Sebastian stood up, dusted himself off (even though there was no dust to be found in this cell), and snapped his jaw back into place with an audible crunch. His eyes were unfocused and Cot mistook this for a rattled brain. Yet, nothing could be further from the truth.
With the door wide open, the wind of thoughts wafted in, and he found them so much more refreshing than the actual sea air. Almost as intoxicating as blood. It was a drink to the thirsty. Food to the famished. Healing to the sick.
It was wonderful, brief as it was.
Sebastian sensed the minds of the humans aboard, especially the dark, throbbing, purple mind of the Necromancer, but he couldn’t discern their thoughts.
Whispers in a storm.
The fledglings, encased in their own steel cells, were invisible to him as well, though his highly tuned instinct told him something regarding those poor souls had changed. Had he not seen the slightest twinge flash in Cot’s eyes when he had mentioned the fledglings?

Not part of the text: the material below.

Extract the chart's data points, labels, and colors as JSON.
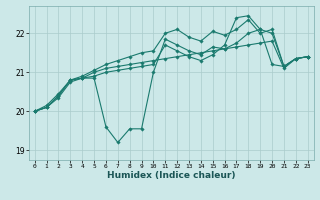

The minds of the High Council, however, burned like blood-red suns in the blackness of space. And there were others, too. Distant in flux, but there, nonetheless.
Though it pained him to do so, Sebastian withdrew his psychic web. He wanted to call out to the far-flung minds, to make contact if they were perceptive enough, but he couldn’t risk it. Not yet. Cot wouldn’t continue mistaking Sebastian’s condition for much longer.